I am all for this, as I have so often expressed. Despite the dangers I see such as the loss of privacy or children being raised with so much technological connection that they have lost the ability to understand body language. There are prices to pay with the birth of any new era and the greater the era, the steeper the price may be.
But today, I am not thinking much about the magnitude of things, how little things–such as a discarded radio–may portend greater things such as the accelerating demise of what remains of the so-recently powerful Age of Broadcast and the relentless rise of Contextual Technologies.
Today I am thinking of the life and death of appliance and devices, personal items that social archeologists will study centuries from now to understand who we are today.
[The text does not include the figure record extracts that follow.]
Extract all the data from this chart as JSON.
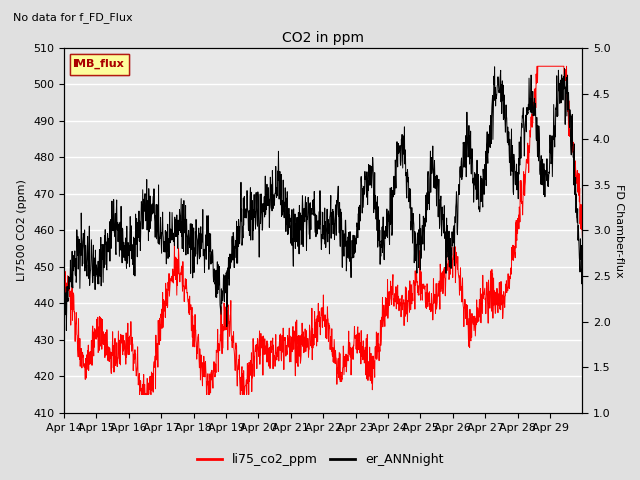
{
  "title": "CO2 in ppm",
  "subtitle": "No data for f_FD_Flux",
  "ylabel_left": "LI7500 CO2 (ppm)",
  "ylabel_right": "FD Chamber-flux",
  "ylim_left": [
    410,
    510
  ],
  "ylim_right": [
    1.0,
    5.0
  ],
  "yticks_left": [
    410,
    420,
    430,
    440,
    450,
    460,
    470,
    480,
    490,
    500,
    510
  ],
  "yticks_right": [
    1.0,
    1.5,
    2.0,
    2.5,
    3.0,
    3.5,
    4.0,
    4.5,
    5.0
  ],
  "xtick_labels": [
    "Apr 14",
    "Apr 15",
    "Apr 16",
    "Apr 17",
    "Apr 18",
    "Apr 19",
    "Apr 20",
    "Apr 21",
    "Apr 22",
    "Apr 23",
    "Apr 24",
    "Apr 25",
    "Apr 26",
    "Apr 27",
    "Apr 28",
    "Apr 29"
  ],
  "legend_entries": [
    "li75_co2_ppm",
    "er_ANNnight"
  ],
  "line_colors": [
    "red",
    "black"
  ],
  "MB_flux_box_color": "#ffff99",
  "MB_flux_text_color": "#aa0000",
  "background_color": "#e0e0e0",
  "plot_bg_color": "#e8e8e8",
  "grid_color": "#ffffff",
  "n_days": 16,
  "n_per_day": 96
}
Recently, I was in Sydney Australia, where I visited the Powerhouse Museum, which has several floors displaying examples of design, technology, and crafts. On the second floor, there is a small room dedicated to the history of personal technology starting with the electric typewriter and moving quickly through the 26-pound Osborne Portable Computer, the Macintosh , walkie-talkie type cell phones and other devices, all of which I have seen, used, owned in my adult lifetime. There are videos by people with whom I have crossed paths including Doug Engelbart who was among the first to argue that digital technologies should extend human capabilities rather than replace them, but is mostly remembered for the optical computer mouse. There’s black and white videos of Wozniak and Jobs as they looked when I first met them in 1980. There’s the first Mac SE, which for many years was my most prized possession.As we enter the dawn of this new Age of Context, the tools of our lives become artifacts far more rapidly than has ever happened. Somewhere, perhaps, a Proton 320 may be preserved under glass, where people my age can bring their grandchildren to stare at and see how quaint we were back at the end of the last century.
This is not something to lament, so much as to marvel at. I am think a lot these days about what artifacts will be preserved for my grandchildren’s grandchildren to marvel and giggle at in the Powerhouse Museums of the future. I think about that as I look at new phone standards that begin to allow buyers to tell sellers what they want rather than the reverse. I think about that when I see the nascent disruption in entertainment, education, marketing, exploration, health and commerce being pushed rapidly by innovations in augmented and virtual reality.
For one thing, I believe the mobile phone will be an artifact under glass to be remembered with the same sort of nostalgia I feel for my first manual typewriter, or the 1965 Ford Falcon that was my first car. For another, I believe that screens will disappear as VR and AR allow us to see people we want to talk with as holographic images stand or dance before us and as movies, concerts and sporting events start surrounding fans rather than having fans and audience surround performances.
The devices I have owned when from leading edge to obsolete in a period of time far shorter than I had thought will happen. I am reasonable certain that phones and screens are about to start experiencing the very same fates.